Chinese medical aid to Serbia, an EU enlargement candidate, prompted billboards in Belgrade "thanking brother Xi, who was the only one to help us", Borrell said - referring to Chinese president Xi Jinping.

But "I never saw a billboard saying thank you to the European Union," Borrell added, after the EU gave Serbia €3.6bn in recent times.

Conflicts flaring

And conflicts in the EU neighbourhood were deepening as diplomacy remained in lockdown, Borrell warned.

"None of the old problems have gone away. In fact, they're getting worse," he said. "Fighting in Libya has started again, more fiercely than ever," he noted.

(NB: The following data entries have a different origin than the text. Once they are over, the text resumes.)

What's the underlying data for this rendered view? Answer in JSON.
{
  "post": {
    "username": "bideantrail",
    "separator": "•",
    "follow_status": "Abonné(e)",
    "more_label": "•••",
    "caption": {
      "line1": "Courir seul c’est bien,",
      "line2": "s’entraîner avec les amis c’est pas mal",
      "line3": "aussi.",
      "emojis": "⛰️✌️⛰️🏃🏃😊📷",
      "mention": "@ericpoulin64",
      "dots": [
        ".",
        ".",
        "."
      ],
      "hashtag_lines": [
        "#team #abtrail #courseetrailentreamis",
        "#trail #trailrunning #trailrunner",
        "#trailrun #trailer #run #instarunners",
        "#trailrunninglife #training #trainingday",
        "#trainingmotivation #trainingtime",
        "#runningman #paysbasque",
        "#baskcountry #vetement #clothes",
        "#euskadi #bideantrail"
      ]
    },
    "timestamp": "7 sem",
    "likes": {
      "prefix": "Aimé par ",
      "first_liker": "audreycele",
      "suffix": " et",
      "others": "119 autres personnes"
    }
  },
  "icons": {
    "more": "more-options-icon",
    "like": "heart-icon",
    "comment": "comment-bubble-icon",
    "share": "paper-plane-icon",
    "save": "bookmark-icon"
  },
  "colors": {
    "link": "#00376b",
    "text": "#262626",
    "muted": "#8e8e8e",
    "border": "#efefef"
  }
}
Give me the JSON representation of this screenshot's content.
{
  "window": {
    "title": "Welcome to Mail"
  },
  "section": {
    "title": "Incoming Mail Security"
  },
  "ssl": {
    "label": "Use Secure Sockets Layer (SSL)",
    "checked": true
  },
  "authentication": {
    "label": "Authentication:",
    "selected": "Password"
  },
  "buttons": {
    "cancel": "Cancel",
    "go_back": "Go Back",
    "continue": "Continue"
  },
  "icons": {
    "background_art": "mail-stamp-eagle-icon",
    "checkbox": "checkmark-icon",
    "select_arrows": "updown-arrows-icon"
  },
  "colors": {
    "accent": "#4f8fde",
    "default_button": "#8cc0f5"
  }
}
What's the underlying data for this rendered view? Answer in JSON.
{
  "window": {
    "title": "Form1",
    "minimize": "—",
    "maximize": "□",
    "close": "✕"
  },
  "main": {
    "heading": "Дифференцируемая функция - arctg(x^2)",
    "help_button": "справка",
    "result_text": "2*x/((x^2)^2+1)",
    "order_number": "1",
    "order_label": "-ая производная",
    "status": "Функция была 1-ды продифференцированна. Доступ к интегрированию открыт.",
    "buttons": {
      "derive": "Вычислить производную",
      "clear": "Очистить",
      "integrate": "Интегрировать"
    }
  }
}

Hundreds of explosions and small arms ceasefire violations, resulting in a civilian death, also rang out across the contact line with Russian forces in east Ukraine last weekend, according to international monitors from the Organisation for Security and Cooperation in Europe.

The coronavirus pandemic, which had put half of humanity under lockdown, was a first in history.

But "who knows what's going to happen [afterward]?," Borrell said on Monday.

"In the past, 100 years ago, when we had the so-called Spanish flu, when 50m people died, the world was not a better place afterward. On the contrary, the world went to war," he said, referring to WW2.

"We have to de-escalate geopolitical tensions," he said.